01 November 2016, Tuesday

Lawyers from Russian Justice Initiative sent to the ECHR a response to the Russian Government memorandum on the case of Leyla Muruzheva, who has not had her children returned to her even after a court ruled in her favour.

Leyla Muruzheva lives and works in Moscow and has two children. She and her former husband had two children. The couple officially divorced in March 2014, but failed to reach an agreement on with whom the two children would live. In January 2014, Muruzheva’s former husband took the children to Ingushetia, where he left them with his parents, and himself returned to Moscow. The son was 4.5 years’ old and the daughter 1.5 years’ old at the moment they left for Ingushetia. In March 2014, Leyla Muruzheva applied to the court to get a decision on where the children should live. Seeing the failure of her attempts to restore contact with the children, Muruzheva turned to Russian Justice Initiative for help. The ECHR communicated the application filed by Russian Justice Initiative on Muruzheva’s case under the priority policy in May 2016.

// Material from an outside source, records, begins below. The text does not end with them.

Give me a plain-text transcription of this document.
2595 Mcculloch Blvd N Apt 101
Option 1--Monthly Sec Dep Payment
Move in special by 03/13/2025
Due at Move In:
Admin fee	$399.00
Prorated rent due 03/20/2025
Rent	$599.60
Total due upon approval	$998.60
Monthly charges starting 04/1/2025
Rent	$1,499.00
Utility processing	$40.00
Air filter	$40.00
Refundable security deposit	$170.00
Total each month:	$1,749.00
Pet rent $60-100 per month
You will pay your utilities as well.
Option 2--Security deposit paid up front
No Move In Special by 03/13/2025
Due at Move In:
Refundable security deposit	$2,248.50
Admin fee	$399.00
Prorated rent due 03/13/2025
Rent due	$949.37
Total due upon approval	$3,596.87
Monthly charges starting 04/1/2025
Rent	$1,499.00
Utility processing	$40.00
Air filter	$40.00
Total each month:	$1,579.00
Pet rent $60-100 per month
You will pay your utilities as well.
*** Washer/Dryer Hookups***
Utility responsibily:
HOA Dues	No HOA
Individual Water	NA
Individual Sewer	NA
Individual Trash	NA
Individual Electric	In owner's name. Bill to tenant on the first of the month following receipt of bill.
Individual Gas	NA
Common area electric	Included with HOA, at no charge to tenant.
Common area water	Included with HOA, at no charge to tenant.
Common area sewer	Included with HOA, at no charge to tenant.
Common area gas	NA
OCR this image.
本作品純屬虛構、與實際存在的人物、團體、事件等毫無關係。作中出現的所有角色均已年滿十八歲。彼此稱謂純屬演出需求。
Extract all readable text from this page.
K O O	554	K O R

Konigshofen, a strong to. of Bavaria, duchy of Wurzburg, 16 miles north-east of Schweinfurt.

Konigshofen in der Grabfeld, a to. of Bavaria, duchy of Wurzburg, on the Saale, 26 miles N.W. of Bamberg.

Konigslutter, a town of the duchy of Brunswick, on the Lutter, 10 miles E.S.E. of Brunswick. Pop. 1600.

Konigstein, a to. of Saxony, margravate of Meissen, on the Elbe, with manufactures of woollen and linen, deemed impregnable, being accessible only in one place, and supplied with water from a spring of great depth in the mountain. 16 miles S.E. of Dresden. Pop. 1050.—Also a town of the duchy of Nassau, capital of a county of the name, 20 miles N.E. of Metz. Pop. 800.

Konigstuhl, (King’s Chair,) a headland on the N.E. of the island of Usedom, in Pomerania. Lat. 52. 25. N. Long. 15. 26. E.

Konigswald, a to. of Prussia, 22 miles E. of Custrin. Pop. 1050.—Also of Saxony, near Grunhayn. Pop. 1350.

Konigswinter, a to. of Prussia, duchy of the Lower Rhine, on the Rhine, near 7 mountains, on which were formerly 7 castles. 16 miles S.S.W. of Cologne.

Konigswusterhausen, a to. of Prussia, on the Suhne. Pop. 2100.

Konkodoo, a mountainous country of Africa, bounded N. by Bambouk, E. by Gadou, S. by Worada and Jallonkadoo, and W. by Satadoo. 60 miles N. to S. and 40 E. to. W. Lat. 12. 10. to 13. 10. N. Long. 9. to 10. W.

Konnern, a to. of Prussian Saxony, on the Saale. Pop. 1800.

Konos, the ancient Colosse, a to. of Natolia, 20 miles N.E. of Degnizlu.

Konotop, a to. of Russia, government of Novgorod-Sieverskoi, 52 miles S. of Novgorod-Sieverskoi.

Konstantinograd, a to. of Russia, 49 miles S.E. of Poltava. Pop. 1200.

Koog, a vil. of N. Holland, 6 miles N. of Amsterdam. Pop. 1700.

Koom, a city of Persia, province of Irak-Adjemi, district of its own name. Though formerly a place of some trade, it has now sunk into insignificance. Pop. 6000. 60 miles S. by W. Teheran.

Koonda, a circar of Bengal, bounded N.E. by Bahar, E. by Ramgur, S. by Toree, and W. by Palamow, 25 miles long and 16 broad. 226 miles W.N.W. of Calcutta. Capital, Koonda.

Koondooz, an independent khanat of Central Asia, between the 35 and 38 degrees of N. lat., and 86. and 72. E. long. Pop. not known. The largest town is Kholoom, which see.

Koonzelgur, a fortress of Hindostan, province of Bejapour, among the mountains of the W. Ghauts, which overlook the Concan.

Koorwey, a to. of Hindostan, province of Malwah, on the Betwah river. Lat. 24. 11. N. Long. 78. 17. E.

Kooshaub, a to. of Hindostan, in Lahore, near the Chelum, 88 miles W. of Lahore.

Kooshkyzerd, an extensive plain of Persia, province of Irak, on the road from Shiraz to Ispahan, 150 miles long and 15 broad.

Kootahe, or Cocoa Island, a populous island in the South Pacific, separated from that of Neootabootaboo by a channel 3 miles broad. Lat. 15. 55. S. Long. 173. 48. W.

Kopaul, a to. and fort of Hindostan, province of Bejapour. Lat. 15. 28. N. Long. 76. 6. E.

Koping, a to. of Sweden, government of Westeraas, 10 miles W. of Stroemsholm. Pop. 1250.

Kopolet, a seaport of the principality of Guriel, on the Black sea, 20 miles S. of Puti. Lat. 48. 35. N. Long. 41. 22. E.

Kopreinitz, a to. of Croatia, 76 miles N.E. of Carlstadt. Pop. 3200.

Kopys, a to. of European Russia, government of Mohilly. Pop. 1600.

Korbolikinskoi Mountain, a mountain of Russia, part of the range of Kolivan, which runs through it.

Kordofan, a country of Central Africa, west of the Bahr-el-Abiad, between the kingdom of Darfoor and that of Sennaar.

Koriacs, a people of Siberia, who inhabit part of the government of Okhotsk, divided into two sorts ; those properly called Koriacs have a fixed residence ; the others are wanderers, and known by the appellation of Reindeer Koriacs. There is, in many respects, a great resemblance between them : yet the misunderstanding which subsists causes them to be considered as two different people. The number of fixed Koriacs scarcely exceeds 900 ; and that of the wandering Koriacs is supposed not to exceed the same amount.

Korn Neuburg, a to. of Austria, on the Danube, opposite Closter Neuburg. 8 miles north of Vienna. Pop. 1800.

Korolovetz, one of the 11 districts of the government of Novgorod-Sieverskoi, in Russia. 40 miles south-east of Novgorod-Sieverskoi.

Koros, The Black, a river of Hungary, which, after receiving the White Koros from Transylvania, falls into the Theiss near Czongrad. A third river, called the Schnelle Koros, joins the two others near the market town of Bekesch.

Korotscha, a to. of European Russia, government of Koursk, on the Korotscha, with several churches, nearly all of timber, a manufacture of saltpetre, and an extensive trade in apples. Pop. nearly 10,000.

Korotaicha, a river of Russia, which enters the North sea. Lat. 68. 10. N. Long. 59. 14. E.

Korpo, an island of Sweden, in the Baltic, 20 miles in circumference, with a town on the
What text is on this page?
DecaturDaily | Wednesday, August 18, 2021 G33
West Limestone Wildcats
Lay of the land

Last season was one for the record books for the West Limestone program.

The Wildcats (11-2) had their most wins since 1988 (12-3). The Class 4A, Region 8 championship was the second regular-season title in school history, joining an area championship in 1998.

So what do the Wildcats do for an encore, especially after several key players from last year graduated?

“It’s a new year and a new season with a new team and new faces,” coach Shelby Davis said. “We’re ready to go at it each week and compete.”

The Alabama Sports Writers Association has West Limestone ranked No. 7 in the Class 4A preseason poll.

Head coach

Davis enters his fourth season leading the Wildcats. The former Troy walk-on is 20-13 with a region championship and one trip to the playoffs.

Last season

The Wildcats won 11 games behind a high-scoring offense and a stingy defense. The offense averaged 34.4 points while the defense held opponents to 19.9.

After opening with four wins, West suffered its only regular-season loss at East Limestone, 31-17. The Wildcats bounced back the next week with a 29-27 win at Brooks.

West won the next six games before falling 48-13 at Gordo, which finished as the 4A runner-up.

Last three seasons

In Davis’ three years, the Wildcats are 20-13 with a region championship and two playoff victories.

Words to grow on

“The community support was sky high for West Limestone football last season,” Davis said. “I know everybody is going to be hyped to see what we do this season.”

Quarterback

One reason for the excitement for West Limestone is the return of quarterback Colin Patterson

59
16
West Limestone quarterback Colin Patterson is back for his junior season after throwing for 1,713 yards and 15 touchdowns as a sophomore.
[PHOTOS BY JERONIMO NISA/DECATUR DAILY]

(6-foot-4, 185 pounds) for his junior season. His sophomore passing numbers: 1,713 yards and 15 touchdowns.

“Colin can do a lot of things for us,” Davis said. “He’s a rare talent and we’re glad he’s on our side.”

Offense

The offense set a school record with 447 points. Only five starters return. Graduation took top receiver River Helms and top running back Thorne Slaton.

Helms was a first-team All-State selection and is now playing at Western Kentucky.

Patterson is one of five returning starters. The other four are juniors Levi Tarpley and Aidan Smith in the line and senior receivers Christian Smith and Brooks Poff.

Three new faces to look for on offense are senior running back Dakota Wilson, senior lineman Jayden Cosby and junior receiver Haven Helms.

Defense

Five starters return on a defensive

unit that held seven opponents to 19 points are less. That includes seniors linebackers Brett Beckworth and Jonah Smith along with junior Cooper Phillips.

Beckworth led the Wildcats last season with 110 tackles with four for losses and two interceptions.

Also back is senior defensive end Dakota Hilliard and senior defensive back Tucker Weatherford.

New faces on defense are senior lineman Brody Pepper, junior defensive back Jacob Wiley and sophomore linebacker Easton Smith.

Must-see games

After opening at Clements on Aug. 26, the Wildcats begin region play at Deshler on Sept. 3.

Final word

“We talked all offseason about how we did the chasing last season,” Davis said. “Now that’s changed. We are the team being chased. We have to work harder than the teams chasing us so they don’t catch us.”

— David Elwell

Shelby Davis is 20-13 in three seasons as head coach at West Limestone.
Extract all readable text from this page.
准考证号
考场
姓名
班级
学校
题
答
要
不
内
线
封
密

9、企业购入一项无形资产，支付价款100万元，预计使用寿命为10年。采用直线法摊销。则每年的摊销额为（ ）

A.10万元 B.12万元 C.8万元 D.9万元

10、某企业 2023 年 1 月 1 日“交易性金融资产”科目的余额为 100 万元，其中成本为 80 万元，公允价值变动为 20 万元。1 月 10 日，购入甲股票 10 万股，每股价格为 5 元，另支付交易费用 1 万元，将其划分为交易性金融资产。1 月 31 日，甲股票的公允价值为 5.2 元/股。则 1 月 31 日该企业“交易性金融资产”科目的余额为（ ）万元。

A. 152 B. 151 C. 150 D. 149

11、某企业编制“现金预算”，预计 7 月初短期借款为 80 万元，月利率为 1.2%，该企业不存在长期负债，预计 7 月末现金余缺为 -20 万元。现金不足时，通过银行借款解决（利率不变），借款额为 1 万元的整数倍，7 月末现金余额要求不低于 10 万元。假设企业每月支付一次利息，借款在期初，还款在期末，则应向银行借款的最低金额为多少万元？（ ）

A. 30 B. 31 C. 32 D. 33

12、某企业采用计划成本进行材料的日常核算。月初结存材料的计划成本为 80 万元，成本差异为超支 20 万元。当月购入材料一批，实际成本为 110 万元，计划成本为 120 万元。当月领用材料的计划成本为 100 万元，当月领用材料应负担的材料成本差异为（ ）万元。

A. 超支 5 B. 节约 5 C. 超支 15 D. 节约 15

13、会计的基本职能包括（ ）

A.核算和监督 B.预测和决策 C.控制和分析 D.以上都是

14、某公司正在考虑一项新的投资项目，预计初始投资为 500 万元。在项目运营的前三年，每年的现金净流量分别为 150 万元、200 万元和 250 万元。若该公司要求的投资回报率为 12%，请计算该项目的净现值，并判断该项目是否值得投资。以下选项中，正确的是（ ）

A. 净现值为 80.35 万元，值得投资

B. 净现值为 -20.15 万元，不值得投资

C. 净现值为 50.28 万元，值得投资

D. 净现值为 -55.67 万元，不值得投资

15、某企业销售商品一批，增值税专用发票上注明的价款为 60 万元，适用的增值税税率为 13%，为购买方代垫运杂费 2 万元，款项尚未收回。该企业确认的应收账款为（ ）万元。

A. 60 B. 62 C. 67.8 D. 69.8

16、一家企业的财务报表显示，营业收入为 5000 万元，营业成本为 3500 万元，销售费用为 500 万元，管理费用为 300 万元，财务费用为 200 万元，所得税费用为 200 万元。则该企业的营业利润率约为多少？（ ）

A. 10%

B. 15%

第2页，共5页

We received the Government’s commentaries, which included among the attached documents, among others, the explanations of the children’s father, who took them from Muruzheva”, said lawyer with Russian Justice Initiative Bike Gyulmagomedova. “His explanations state that the children are at a health resort with their grandmother and ‘new mother’. Let me recall that in June 2014, the Izmailovsky District Court ruled that the children should live with their mother, but they have not been returned to her. The bailiffs say that the children’s emotional state prevents the court decision from being executed. The children’s reaction is understandable, given their age (four and eight), the length of time they have been separated from their mother (more than two-and-a-half years now), and the hostile attitude their father and his parents, who are effectively raising the children now, take towards their mother. We think that in this case, the Russian authorities did not take all the timely action that we would have expected of them to ensure the court decision’s enforcement, and in this way, they violated the applicant’s right to respect for her family life, guaranteed in Article 8”.